De alguna manera, vuelve a perderse otra década, donde las prioridades estaban marcadas por aspectos sociales y económicos. Incluso confirma la falta de liderazgo a nivel internacional, en tanto los organismos internacionales han salido a exhortar a los países con economías más desarrolladas, como el G20, que condonen o aplacen las deudas de los más pobres en lo que resta de 2020.
El aplazamiento puede extenderse hasta el año próximo, pero dependerá de la “valentía” política que demuestren los más avanzados. De acuerdo al Banco Mundial hay tres factores que incidirán positivamente en la recuperación de la economía uruguaya.

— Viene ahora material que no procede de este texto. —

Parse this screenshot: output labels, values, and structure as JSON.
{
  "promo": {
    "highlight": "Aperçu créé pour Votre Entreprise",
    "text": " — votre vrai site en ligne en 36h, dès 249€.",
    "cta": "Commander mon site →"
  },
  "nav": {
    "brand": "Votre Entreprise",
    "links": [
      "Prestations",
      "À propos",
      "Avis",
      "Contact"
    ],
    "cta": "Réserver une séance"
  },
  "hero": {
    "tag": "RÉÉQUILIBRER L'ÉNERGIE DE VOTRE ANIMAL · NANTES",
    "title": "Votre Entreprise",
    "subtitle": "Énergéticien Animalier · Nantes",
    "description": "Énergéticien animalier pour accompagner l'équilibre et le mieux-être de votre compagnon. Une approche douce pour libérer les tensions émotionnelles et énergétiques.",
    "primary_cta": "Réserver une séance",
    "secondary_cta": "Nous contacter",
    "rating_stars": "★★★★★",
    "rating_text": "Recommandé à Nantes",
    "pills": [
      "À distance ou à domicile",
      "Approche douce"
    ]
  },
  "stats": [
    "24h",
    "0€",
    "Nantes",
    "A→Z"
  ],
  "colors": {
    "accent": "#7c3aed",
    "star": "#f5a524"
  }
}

El crecimiento de China, la tasa de interés internacional que se mantendría baja y por último, los precios internacionales de productos de exportación del país que no cayeron drásticamente, como el caso del petróleo. Y que, dicho sea de paso, la baja del crudo es un aspecto positivo para la economía local.
Pero, como sea, se incrementó la población que vive al día y no tiene recursos o una capacidad de ahorro como para enfrentar un confinamiento mayor. Y esa es, particularmente la realidad de Uruguay. Un país poco adaptado a los cambios bruscos, apegado a sus costumbres y sin espalda financiera para responder en el largo plazo.
Es que tampoco ha sido una cualidad uruguaya, la programación de políticas de Estado sustentadas a largo plazo y no solo en el tiempo que dura un período de gobierno.